The unusual mutant variant of the novel coronavirus observed in the UK and a few other countries has not been seen in India yet, according to scientists familiar with the genome sequences of over 4,000 viruses from India.
The variant named B.1.1.7 has an unusually large number of genetic changes and scientists believe one of these mutations helps the virus gain efficiency at entering human cells while another mutation appears to help the virus evade human immune responses.
Several of the mutations have emerged in the coronavirus spike protein that the virus uses to enter human cells and is the focus of most vaccines against the coronavirus disease designed to generate immune responses against the spike.
“Mutations by themselves are not surprising in viruses, but this set of mutations is something we need to note and watch,” said Anurag Agrawal, director of the Institute of Genomics and Integrative Biology, New Delhi, a lab engaged in analysing genome sequences.
Agarwal told The Telegraph that B.1.1.7 has not been detected among Indian coronavirus samples sequenced so far. An online database of coronavirus genomes maintained by the IGIB has until now analysed 4,338 genomes and found 5,574 unique variants.
While the mutations appear to increase the efficiency of transmission, Agrawal said, there is no evidence yet that they have any implications for either the severity of the infection or the need for hospitalisation.
A consortium of UK scientists studying the coronavirus genome has reported that the earliest genomes belonging to the B.1.1.7 lineage were collected in September in Kent and Greater London but the cluster has grown rapidly over the past four weeks.
By mid-December, Andrew Rambaut at the University of Edinburgh and his colleagues across the UK had compiled 1,623 genomes of the B.1.1.7 lineage of which 519 were sampled in Greater London, 555 in Kent, 545 in other regions of the UK and four in other countries.
The UK scientists have pointed out that one of the mutations in B.1.1.7 named N501Y helps the virus increase its binding affinity to molecular gateways the virus uses to enter human cells. And another mutation 69-70 del could arm the virus with the capacity to evade the human immune response.
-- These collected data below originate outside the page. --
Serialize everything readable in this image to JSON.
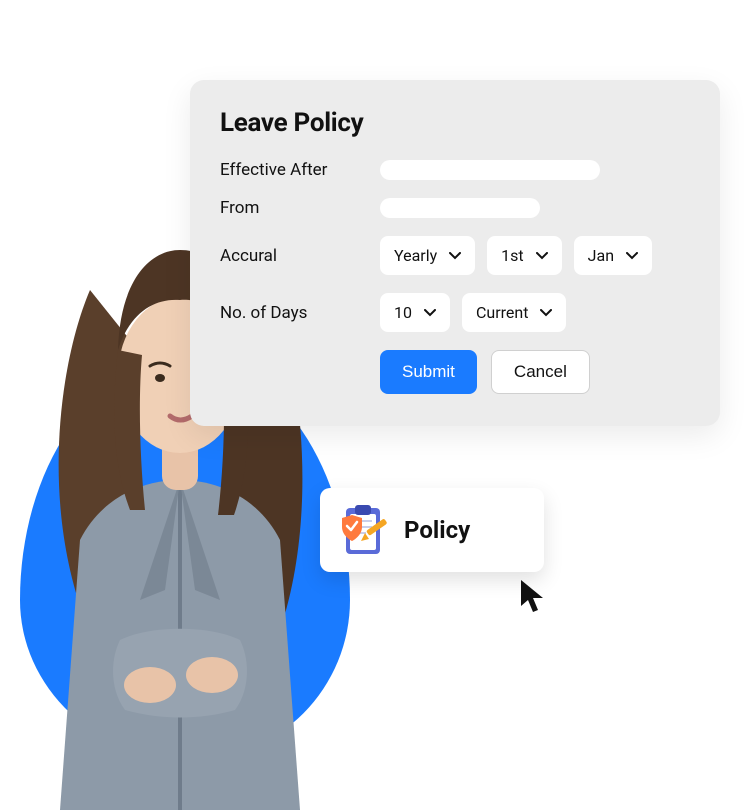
{
  "card": {
    "title": "Leave Policy",
    "rows": {
      "effective_after": {
        "label": "Effective After"
      },
      "from": {
        "label": "From"
      },
      "accrual": {
        "label": "Accural",
        "period": "Yearly",
        "day": "1st",
        "month": "Jan"
      },
      "no_of_days": {
        "label": "No. of Days",
        "count": "10",
        "mode": "Current"
      }
    },
    "buttons": {
      "submit": "Submit",
      "cancel": "Cancel"
    }
  },
  "policy_chip": {
    "label": "Policy"
  },
  "colors": {
    "accent": "#1a7bff",
    "card_bg": "#ececec"
  }
}
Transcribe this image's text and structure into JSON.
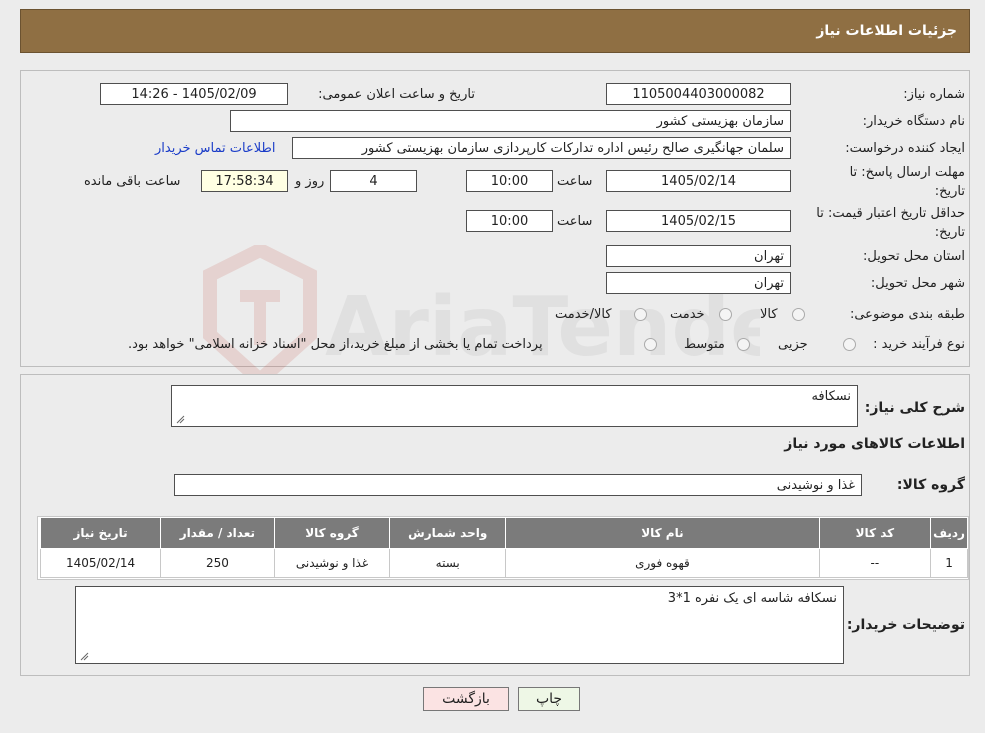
{
  "header": {
    "title": "جزئیات اطلاعات نیاز"
  },
  "watermark": {
    "text": "AriaTender.neT"
  },
  "form": {
    "need_number_label": "شماره نیاز:",
    "need_number": "1105004403000082",
    "announce_label": "تاریخ و ساعت اعلان عمومی:",
    "announce_value": "1405/02/09 - 14:26",
    "buyer_org_label": "نام دستگاه خریدار:",
    "buyer_org": "سازمان بهزیستی کشور",
    "creator_label": "ایجاد کننده درخواست:",
    "creator": "سلمان جهانگیری صالح رئیس اداره تدارکات کارپردازی سازمان بهزیستی کشور",
    "contact_link": "اطلاعات تماس خریدار",
    "deadline_label_1": "مهلت ارسال پاسخ: تا",
    "deadline_label_2": "تاریخ:",
    "deadline_date": "1405/02/14",
    "time_label": "ساعت",
    "deadline_time": "10:00",
    "days": "4",
    "days_label": "روز و",
    "remaining_time": "17:58:34",
    "remaining_label": "ساعت باقی مانده",
    "validity_label_1": "حداقل تاریخ اعتبار قیمت: تا",
    "validity_label_2": "تاریخ:",
    "validity_date": "1405/02/15",
    "validity_time": "10:00",
    "province_label": "استان محل تحویل:",
    "province": "تهران",
    "city_label": "شهر محل تحویل:",
    "city": "تهران",
    "category_label": "طبقه بندی موضوعی:",
    "category_options": [
      "کالا",
      "خدمت",
      "کالا/خدمت"
    ],
    "process_label": "نوع فرآیند خرید :",
    "process_options": [
      "جزیی",
      "متوسط"
    ],
    "process_note": "پرداخت تمام یا بخشی از مبلغ خرید،از محل \"اسناد خزانه اسلامی\" خواهد بود."
  },
  "details": {
    "summary_label": "شرح کلی نیاز:",
    "summary": "نسکافه",
    "goods_info_title": "اطلاعات کالاهای مورد نیاز",
    "goods_group_label": "گروه کالا:",
    "goods_group": "غذا و نوشیدنی",
    "table": {
      "headers": [
        "ردیف",
        "کد کالا",
        "نام کالا",
        "واحد شمارش",
        "گروه کالا",
        "تعداد / مقدار",
        "تاریخ نیاز"
      ],
      "rows": [
        [
          "1",
          "--",
          "قهوه فوری",
          "بسته",
          "غذا و نوشیدنی",
          "250",
          "1405/02/14"
        ]
      ]
    },
    "buyer_notes_label": "توضیحات خریدار:",
    "buyer_notes": "نسکافه شاسه ای یک نفره 1*3"
  },
  "buttons": {
    "print": "چاپ",
    "back": "بازگشت"
  },
  "colors": {
    "header": "#8f6f43",
    "table_header": "#7b7b7b",
    "print_btn": "#eef7e6",
    "back_btn": "#fbe3e3",
    "link": "#1a3cc8"
  }
}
A study by two US researchers had last week suggested that mutated versions of the novel coronavirus could retain the ability to bind to human cells even while evading antibodies and underlined the need for smarter vaccine designs.
The researchers analysed around 147,000 viral genome sequences and found several mutations that could disrupt the spike protein-antibody interface in such a manner that the virus is able to continue binding to its entry gateway into human cells.
The findings have “two important implications,” Paul Axelsen, professor of pharmacology, biochemistry, biophysics and medicine and his collaborator wrote in their paper describing their analysis of these mutations.
Mutated versions of the coronavirus may be able to reinfect people who have recovered from an earlier infection and vaccines with only one variant of the spike protein may induce little protection against variants already circulating in human populations, the researchers wrote.
Vinod Scaria, a senior bioinformatics researcher at the IGIB said there is already significant evidence for the emergence of such antibody escape mutations in coronavirus variants.
“There are around 100 such variants with the capacity to evade various antibodies,” Scaria told The Telegraph. “It is a theoretical possibility that when vaccines are widely deployed, the virus might undergo a selection pressure and develop mutations biological advantageous to evade specific antibodies.”
Scientists say the findings point to the need for continued surveillance for viral mutations after vaccines are deployed. “There is no way to say what mutations will come up when vaccines get deployed in large parts of the world,” said Shahid Jameel, a senior virologist and director of the Trivedi School for Biosciences at Ashoka University, Sonipat (Haryana).
“Vaccine escape mutants could come up but how they will affect virus fitness is unknown,” Jameel said. “It would be a very thin edge for the virus to escape a vaccine but not reduce its virulence and fitness.”